Just a quick tip for those of you working with LINQ and WCF.
LINQ-to-SQL natively supports lazy loading as long as your entities are still managed by the DataContext. However, when you pass your entities across WCF your entities become detached from the DataContext so you can’t lazy load on the client side - which makes perfect sense.
The question is how do you then pass a LINQ entity and its child collections across WCF?
This is where the DataLoadOptions class comes in handy. This class allows you to specify exactly what child collections to load along with your entity.
Without this you would have to make two service calls - one to get the parent object and another to get the child collection.
Here’s how you use it:
Assume I want to get Customers and Orders from Northwind.
[OperationContract()] public IList<Customer> GetCustomers() { using (NorthwindDataContext db = new NorthwindDataContext(Settings.Default.ConnectionString)) { DataLoadOptions options = new DataLoadOptions(); options.LoadWith<Customer>(c => c.Orders); db.LoadOptions = options; return db.Customers.ToList(); } }
The DataLoadOptions class has a generic method called LoadWith<T>(Expression<Func<T,object>> expression).
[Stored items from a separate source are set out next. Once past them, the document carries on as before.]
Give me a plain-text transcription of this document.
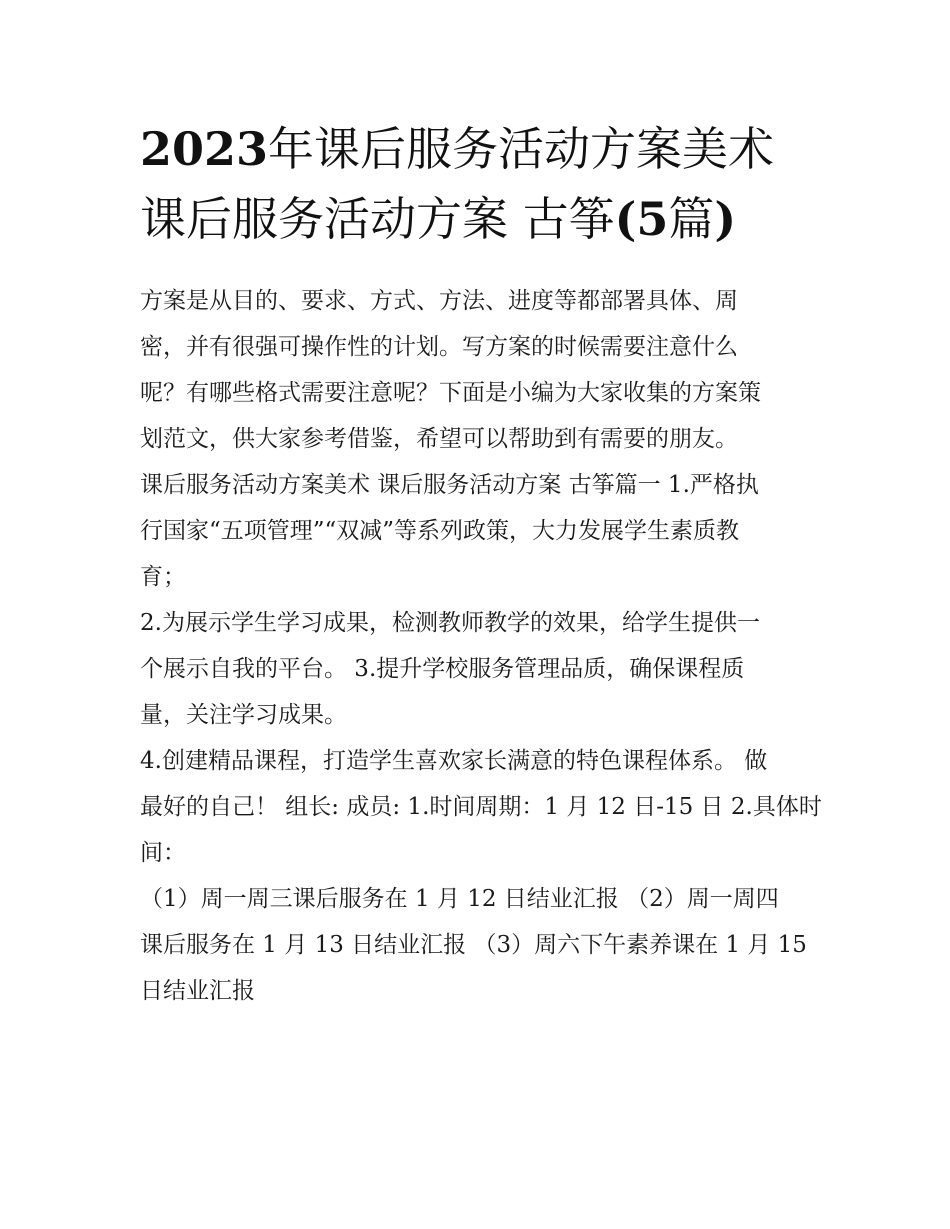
2023年课后服务活动方案美术
课后服务活动方案 古筝(5篇)
方案是从目的、要求、方式、方法、进度等都部署具体、周
密，并有很强可操作性的计划。写方案的时候需要注意什么
呢？有哪些格式需要注意呢？下面是小编为大家收集的方案策
划范文，供大家参考借鉴，希望可以帮助到有需要的朋友。
课后服务活动方案美术 课后服务活动方案 古筝篇一 1.严格执
行国家“五项管理”“双减”等系列政策，大力发展学生素质教
育；
2.为展示学生学习成果，检测教师教学的效果，给学生提供一
个展示自我的平台。 3.提升学校服务管理品质，确保课程质
量，关注学习成果。
4.创建精品课程，打造学生喜欢家长满意的特色课程体系。 做
最好的自己！ 组长: 成员: 1.时间周期：1 月 12 日-15 日 2.具体时
间：
（1）周一周三课后服务在 1 月 12 日结业汇报 （2）周一周四
课后服务在 1 月 13 日结业汇报 （3）周六下午素养课在 1 月 15
日结业汇报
This method basically says, when you load the type T from the database also get the entities expressed by the lambda expression.
In the example above, we load Orders whenever we load Customer
Caveats
Because LINQ-to-SQL serialization is unidirectional, you cannot use the DataLoadOptions class to load a parent object. e.g. If I have an Order I can’t use the DataLoadOptions to load the Customer as well. This is done to prevent cyclic relationships.